4. Delays in entering deposits into trust account ledger.
All receipts and payments of trust money are summarised in the trust account cash journals. The journals are updated each time money is debited or withdrawn from the trust account. The journals provide a sequential and chronological record of trust account receipts and payments.
If a computerised system is being used, the procedures and terminology may be different but the same essential information must be recorded. The journals are used to update the trust account ledger and for the preparation of the monthly trust account reconciliation statement.
The trust account cash journals must contain sufficient particulars of all receipts, payments and transfers to enable adequate details of the transactions to be posted into the trust account ledger.
Agents are required to enter moneys received into their computer system (client ledgers) before the end of the next working day (see section 49(6)(b) of the Act). Best practice would be to establish detailed (written) work process procedures/guides for staff to ensure moneys received are entered into the system, in addition to the bona fide controller conducting periodic checks to reinforce those procedures.
5. Incorrect trust account titling.
Regulation 6B of the Settlement Agents Regulations 1982 (the Regulations) requires an agent to designate their trust accounts in a prescribed manner. The titles of trust accounts need to:
- contain the name of the holder of the triennial certificate, and any business name of that holder as recorded by Consumer Protection; and followed by
- the description ‘SA Trust Account’, then the letters ‘TC’ and the agent’s triennial certificate number (up to five digits).
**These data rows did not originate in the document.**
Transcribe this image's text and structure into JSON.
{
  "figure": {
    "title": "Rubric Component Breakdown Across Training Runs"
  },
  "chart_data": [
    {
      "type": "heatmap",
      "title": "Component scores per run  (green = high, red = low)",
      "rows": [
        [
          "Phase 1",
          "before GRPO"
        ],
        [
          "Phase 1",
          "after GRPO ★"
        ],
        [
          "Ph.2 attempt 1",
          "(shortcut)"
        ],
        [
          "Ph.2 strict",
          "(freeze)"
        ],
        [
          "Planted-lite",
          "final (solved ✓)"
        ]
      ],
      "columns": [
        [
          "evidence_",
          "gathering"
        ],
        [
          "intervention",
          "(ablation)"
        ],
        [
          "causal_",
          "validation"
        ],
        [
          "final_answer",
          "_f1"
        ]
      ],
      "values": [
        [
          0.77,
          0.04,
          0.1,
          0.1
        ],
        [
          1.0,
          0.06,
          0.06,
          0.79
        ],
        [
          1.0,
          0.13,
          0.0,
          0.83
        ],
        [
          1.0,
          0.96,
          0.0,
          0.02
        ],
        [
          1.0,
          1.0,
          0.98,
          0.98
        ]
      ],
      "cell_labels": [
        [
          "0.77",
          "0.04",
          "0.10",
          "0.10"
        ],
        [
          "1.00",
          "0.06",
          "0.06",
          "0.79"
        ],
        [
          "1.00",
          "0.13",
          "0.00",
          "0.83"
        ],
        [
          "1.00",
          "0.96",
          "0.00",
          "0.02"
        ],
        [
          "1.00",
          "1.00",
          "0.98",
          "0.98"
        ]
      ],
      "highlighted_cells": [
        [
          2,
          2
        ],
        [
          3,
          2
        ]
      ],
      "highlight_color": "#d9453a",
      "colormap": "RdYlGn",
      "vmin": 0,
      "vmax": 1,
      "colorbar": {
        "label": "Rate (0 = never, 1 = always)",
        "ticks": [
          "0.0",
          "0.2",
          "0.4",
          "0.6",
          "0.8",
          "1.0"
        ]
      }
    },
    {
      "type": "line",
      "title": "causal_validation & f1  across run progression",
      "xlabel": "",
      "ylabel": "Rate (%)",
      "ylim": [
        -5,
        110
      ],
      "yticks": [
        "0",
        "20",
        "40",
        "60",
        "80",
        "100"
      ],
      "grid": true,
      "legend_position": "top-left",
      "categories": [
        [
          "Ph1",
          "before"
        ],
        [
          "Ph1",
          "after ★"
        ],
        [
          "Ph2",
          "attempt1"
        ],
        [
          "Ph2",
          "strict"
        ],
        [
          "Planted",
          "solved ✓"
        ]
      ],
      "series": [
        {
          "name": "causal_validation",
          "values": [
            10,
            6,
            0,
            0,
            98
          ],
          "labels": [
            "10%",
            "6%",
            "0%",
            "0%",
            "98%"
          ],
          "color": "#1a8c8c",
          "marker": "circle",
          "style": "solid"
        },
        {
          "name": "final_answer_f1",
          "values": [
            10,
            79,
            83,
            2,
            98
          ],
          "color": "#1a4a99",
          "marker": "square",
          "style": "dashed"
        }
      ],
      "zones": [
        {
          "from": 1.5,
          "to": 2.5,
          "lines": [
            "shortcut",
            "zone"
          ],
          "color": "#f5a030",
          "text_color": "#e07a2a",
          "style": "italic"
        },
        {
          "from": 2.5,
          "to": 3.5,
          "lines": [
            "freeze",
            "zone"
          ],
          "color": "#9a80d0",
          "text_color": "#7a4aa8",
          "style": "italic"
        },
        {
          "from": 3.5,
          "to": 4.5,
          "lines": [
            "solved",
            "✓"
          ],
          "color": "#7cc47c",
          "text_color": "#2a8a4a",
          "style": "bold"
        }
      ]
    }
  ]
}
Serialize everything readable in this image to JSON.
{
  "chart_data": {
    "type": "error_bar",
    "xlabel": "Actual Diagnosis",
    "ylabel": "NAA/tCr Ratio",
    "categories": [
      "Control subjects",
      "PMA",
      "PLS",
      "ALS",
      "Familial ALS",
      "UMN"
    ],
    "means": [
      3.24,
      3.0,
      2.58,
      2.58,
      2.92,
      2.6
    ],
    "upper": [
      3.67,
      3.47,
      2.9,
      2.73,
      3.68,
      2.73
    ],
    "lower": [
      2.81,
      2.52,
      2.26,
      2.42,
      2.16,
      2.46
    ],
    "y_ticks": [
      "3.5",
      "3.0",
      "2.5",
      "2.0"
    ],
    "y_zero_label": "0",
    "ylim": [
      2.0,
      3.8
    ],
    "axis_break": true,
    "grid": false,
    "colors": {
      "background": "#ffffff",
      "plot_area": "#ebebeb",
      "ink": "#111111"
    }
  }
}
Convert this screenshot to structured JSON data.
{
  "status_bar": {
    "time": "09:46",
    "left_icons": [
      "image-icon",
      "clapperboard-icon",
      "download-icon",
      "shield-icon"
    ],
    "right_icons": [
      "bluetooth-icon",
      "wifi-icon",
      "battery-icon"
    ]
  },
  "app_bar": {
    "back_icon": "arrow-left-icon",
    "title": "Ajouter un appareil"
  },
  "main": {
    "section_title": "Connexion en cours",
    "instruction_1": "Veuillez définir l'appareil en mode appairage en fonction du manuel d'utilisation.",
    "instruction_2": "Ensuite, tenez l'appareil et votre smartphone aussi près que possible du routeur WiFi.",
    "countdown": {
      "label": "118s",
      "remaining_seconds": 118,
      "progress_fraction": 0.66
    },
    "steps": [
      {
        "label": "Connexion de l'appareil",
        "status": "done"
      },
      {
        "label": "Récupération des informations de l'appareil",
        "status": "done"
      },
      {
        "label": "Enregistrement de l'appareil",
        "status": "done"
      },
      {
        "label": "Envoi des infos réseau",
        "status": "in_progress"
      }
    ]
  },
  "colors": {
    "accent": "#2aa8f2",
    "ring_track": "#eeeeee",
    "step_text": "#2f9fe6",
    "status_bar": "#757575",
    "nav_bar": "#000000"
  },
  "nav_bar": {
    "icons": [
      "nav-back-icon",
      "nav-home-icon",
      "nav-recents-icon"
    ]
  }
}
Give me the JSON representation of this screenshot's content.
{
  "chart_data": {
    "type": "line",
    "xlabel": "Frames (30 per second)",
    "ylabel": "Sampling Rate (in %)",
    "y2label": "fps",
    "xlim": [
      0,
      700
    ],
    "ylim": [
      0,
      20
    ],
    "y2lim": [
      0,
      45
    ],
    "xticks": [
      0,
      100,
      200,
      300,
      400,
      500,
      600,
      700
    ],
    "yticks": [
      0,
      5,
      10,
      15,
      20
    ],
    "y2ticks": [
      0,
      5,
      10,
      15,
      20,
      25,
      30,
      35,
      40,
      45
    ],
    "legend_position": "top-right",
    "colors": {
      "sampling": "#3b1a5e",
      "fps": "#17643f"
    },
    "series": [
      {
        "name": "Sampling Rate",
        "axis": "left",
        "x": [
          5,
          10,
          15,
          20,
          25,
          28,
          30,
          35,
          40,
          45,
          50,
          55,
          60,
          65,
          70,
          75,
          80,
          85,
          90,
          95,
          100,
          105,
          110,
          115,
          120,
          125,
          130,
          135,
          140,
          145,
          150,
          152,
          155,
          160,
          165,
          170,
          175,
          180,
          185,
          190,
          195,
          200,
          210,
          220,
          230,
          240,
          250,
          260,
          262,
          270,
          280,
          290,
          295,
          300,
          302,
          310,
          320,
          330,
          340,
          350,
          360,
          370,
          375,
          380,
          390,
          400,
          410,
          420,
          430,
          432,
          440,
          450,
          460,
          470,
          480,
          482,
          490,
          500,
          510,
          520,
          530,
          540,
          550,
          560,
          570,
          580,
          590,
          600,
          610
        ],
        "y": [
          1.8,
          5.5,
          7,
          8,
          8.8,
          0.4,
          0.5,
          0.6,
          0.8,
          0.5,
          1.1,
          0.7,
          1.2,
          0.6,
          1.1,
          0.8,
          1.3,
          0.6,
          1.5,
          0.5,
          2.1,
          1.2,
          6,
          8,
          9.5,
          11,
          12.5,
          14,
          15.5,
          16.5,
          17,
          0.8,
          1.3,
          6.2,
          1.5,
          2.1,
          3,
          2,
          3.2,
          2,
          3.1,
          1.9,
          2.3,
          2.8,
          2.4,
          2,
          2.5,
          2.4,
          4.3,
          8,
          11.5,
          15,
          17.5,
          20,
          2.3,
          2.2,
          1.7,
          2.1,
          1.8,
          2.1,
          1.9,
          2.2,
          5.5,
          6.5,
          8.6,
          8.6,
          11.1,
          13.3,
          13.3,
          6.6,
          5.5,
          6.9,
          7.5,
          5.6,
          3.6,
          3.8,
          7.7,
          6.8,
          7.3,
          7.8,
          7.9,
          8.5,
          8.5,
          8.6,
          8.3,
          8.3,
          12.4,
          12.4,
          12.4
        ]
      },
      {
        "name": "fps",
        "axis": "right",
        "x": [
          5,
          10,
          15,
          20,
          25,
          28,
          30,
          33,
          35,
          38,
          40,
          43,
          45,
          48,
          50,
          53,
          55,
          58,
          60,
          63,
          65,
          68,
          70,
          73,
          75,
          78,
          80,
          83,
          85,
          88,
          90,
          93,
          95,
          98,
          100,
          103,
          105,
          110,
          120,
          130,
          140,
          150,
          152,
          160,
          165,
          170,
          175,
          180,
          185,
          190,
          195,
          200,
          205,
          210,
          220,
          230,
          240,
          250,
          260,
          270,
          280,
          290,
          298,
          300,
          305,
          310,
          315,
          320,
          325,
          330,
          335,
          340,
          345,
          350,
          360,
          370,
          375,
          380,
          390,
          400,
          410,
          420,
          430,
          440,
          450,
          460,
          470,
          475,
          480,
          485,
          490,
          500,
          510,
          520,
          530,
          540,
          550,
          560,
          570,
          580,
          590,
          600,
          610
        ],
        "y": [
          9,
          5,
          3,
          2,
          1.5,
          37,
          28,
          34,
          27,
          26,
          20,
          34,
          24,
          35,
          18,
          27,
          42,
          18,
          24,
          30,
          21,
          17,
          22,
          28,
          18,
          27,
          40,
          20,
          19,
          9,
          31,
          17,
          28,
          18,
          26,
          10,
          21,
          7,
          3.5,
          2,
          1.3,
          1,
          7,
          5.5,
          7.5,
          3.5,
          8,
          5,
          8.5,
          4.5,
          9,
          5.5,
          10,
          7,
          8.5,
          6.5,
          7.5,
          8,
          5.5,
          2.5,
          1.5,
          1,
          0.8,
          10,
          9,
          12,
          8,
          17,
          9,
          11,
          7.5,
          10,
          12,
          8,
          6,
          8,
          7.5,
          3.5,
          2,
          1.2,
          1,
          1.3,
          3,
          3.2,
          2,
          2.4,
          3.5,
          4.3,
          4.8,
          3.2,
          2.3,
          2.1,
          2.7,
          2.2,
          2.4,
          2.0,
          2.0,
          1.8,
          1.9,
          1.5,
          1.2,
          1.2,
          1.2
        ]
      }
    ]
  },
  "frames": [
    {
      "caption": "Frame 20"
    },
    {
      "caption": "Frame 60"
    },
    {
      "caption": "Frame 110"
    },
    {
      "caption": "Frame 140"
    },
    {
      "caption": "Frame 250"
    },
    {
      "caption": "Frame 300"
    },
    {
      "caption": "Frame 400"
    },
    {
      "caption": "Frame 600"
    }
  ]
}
Where clients request funds held on their behalf are held in a separate interest bearing accounts, the title of the account needs to:
- include the letters IB and the name of the holder of the TC; and
- the words ‘in trust for’ followed by the name of the person the funds are held for.
6. Delays in banking, poor security of cash on premises and identifying theft and fraud [refer to rule 7 and 15 of the Settlement Agents Code of Conduct 2016].
It is in the interests of the agency and in particular, the person in bona fide control, to ensure that proper control and supervision of all staff takes place. They have legal responsibilities in relation to the protection of trust account money. Agents could even be held responsible for reimbursing money misappropriated by employees.
The person in bona fide control can do much to limit the possibility of theft and fraud of trust funds and other money by setting up internal controls to ensure that moneys received are appropriately banked by the next working day. All moneys held overnight should be securely locked in a safe and banked the next working day.
The bona fide controller should also be alert for theft and fraud by regularly inspecting the work of their staff, particularly where that work affects the trust account. They should also be looking for early indicators of theft or fraud by obtaining copies of cheques that have been presented to the bank. Vigilance by the bona fide controller is the key to ensuring the risk of theft or fraud is minimised.
It is imperative that appropriate security measures are taken to minimise risk of loss by fraud by cyber-attack. Agents should ensure they have up-to-date security software (e.g. anti-virus, anti-spyware/malware) installed on computers and any smart devices using the agency’s network.
7. Insufficient details on receipts as to the description of the purpose of the payment and the name of the person paying the money
There should be adequate narration on receipts to be able to easily identify the payment. As per regulation 6E of the Regulations, a receipt needs to contain the following information: the name of the holder of the triennial certificate and any business name of that holder, a unique identifier (a letter or number in consecutive order), the date on which the money was received, the name of the person paying the money, the amount and a brief description of the purpose of the payment.